Contracts: every business relationship requires enforceable contracts!

A contract generally consists of an offer, acceptance, and consideration. In business, the offer typically consists of a purchase order, and the acceptance is the shipping of the goods or the providing of services named in the purchase order. The consideration is the purchase price. Offer, acceptance, and consideration can be implied depending on the circumstances.

With some important exceptions (such as sales of real property), contracts do not have to be in writing. Although the UCC provides that all contracts over $1,000 should be in writing, UCC 2-201(1), MCL 440.2201(1), there is a notable exception to this rule. Where a seller of goods ships to a buyer and the buyer receives and retains those goods, there is an implication that a contract exists. If the buyer fails to timely return the goods, no writing is needed to imply that the buyer intended to contract for the purchase price of the goods. UCC 2-201(3)(c), MCL 440.2201(3)(c). The UCC also provides for substitutes for a writing or exceptions to the writing requirement where there is a written confirmation between merchants, UCC 2-201(2), MCL 440.2201(2); specially manufactured goods, UCC 2-201(3)(a), MCL 440.2201(3)(a); an agreement admitted in court, UCC 2-201(3)(b), MCL 440.2201(3)(b); and partially performed agreements, UCC 2-201(3)(c), MCL 440.2201(3)(c).

The UCC does not require price terms, delivery terms, or other details for the sale of goods. Past experience of the parties and other statutory default provisions will help to determine most of the terms of a contract, including a purchase price. Therefore, it is fairly easy under the UCC to establish the existence of a contract without having to prove specifically the elements of offer, acceptance, and consideration.

The contract has to be entered into before the goods are delivered or services are provided. For that reason, the purchase order and the documentation before the sale, including the credit application, become the contract between the parties. The credit application is an often overlooked but important document. Credit applications often set forth extremely important terms such as interest rates to be paid should the account become delinquent, personal guaranties to be invoked if the account becomes delinquent, the parties’ agreement concerning full settlement checks, etc. For a sample credit application, see .

A common misconception among business people is that an invoice is a contract. An invoice may contain a description of the goods, shipping dates, and price terms, but it is not a contract. The invoice is prepared and mailed out after the goods are shipped and after the contract is entered into. For this reason, the terms printed on the back of invoices (most companies insist on filling up the back of their invoices with various terms in small print: immediate inspection, immediate return of any defective goods, a return authorization number on any defective goods, and so forth) are generally not enforceable. See Power Press Sales Co v MSI Battle Creek Stamping, 238 Mich App 173, 183, 604 NW2d 772 (1999). Thus, for example, if a customer voluntarily agrees to pay interest on a delinquent account based on the terms set forth in the invoice, that is all well and good, but if the customer later decides not to pay the interest, it is likely that a court will not enforce the interest terms if they are only in the invoice.

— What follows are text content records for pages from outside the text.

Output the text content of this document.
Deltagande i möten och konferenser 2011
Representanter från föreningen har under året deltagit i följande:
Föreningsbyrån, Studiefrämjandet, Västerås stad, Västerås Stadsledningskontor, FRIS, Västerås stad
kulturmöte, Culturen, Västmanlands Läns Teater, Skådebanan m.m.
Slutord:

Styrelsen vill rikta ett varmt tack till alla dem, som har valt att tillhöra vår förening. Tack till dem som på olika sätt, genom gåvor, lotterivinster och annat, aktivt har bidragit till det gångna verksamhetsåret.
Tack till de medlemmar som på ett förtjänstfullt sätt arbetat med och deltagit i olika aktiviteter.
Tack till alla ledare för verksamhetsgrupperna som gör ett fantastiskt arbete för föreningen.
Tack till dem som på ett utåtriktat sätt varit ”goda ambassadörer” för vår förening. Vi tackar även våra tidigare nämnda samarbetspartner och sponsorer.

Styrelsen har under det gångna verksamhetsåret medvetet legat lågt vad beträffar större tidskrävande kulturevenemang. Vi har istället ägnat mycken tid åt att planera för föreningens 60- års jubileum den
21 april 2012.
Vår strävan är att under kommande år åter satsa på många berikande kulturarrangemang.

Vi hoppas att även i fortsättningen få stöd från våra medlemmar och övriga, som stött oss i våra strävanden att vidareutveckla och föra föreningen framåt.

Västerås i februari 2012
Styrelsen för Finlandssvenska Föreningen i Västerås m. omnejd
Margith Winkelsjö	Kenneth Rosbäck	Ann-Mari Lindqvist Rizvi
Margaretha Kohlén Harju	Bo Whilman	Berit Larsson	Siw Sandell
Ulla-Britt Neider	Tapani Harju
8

The courts will generally enforce contracts that are within the parties’ expectations. If there is a one-sided (unilateral) mistake, the contract is enforceable. However, if there is a mutual mistake, the court will generally not enforce it. For example, if both parties thought that the steel was Grade A worth $57.00 per pound and it turned out, by mistake of both parties, that the steel was Grade B, then the court will not enforce the contract.

Sometimes contracts are purely unilateral. In other words, acceptance of the contract occurs through performance. For example, if someone offers to pay $500 if the contracting party drives a car to California, acceptance occurs when the car is driven to California.

Consideration is difficult to measure and courts often will not bother to measure it at all. If there is the existence of any legal consideration, the contract will most likely be enforced. Thus, if the buyer overpays for a product, a court will not question the overpayment unless there was actual fraud or a mutual mistake.